Let $D=\{(x_0,x_1,x_2)\in\mathbb{R}^3|\ 1+x_0+x_1+x_2 =0\}$ the plane in $\mathbb{R}^3$ passing for the points $(-1,0,0)$, $(0,-1,0)$, $(0,0,-1)$ and let $E=\mathbb{R}^3-D$ its complement. Note that $E$ is a open set and is the union of two semispaces (separated for the plane $D$). Let $$f:E\to\mathbb{R}^3\ ,\ (x_0,x_1,x_2)\mapsto f(x_0,x_1,x_2)=\frac{1}{1+x_0+x_1+x_2}(x_0+x_1,x_1+x_2,x_2+x_0).$$
Show that for all $\vec{x}\in E$, $Df(\vec{x})$ is of maximal rank. (i.e no have critic points).

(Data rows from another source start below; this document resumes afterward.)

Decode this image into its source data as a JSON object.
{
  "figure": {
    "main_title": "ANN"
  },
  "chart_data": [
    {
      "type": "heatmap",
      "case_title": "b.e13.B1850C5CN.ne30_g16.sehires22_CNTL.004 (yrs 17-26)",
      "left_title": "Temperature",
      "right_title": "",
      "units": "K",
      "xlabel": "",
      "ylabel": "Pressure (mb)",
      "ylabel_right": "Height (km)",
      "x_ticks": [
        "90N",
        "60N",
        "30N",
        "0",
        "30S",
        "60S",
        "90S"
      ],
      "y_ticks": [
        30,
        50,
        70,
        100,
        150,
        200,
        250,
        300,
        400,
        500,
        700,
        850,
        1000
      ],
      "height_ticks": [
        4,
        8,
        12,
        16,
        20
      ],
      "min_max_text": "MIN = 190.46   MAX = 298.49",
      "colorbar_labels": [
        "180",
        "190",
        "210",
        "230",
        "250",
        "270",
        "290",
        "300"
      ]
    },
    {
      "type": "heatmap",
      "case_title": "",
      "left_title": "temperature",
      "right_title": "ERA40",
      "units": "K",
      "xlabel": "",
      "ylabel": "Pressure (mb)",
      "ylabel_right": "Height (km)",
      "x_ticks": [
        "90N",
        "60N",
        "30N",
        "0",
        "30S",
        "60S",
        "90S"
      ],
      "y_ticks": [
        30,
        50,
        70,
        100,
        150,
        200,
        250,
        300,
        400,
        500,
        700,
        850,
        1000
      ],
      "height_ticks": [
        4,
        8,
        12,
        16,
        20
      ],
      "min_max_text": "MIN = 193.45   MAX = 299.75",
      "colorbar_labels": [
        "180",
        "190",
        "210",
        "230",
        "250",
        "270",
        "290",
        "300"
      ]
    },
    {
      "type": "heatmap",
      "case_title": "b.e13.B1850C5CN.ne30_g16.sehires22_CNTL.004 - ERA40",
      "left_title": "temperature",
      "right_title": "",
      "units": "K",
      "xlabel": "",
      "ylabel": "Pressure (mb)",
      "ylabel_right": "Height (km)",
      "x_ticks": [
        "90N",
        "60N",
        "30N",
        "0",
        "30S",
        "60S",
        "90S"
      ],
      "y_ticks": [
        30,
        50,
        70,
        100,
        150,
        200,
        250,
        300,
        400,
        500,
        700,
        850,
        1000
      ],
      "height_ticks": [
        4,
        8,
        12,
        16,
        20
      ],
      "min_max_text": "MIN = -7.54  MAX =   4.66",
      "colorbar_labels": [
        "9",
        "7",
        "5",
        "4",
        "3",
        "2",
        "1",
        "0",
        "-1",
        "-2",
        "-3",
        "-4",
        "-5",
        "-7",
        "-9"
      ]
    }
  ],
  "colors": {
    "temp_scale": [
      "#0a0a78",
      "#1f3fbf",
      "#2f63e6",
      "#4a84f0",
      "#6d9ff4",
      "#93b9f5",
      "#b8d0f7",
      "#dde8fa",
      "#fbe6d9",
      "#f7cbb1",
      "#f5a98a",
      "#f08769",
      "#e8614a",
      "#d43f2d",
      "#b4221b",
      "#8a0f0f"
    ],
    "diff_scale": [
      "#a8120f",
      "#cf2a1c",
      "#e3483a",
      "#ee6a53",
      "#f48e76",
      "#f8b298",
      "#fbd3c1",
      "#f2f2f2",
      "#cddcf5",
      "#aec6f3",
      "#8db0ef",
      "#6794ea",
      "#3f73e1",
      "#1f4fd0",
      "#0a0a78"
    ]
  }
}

Show that $f$ is injective.
Characterized the images $f(E)$ how union of two semispaces separated for some plane.
Thanks for your help.
Next my advances:
For $(x_0,x_1,x_2)\in E$, I have that $$Df(x_0,x_1,x_2)=\frac{1}{(1+x_0+x_1+x_2)^2}\left( \begin{array}{ccc} 1+x_2& 1+x_2 &-x_0-x_1 \\ -x_1-x_2 &1+x_0 &1+x_0 \\ 1+x_1& -x_0-x_2& 1+x_1 \\ \end{array} \right)$$ but how show that $Df(x_0,x_1,x_2)\neq 0$?
For show that $f$ is injective it suffices to show that the determinant of $Df(x_0,x_1,x_2)$ is distinct of zero?
I not have idea how to perform this characterization.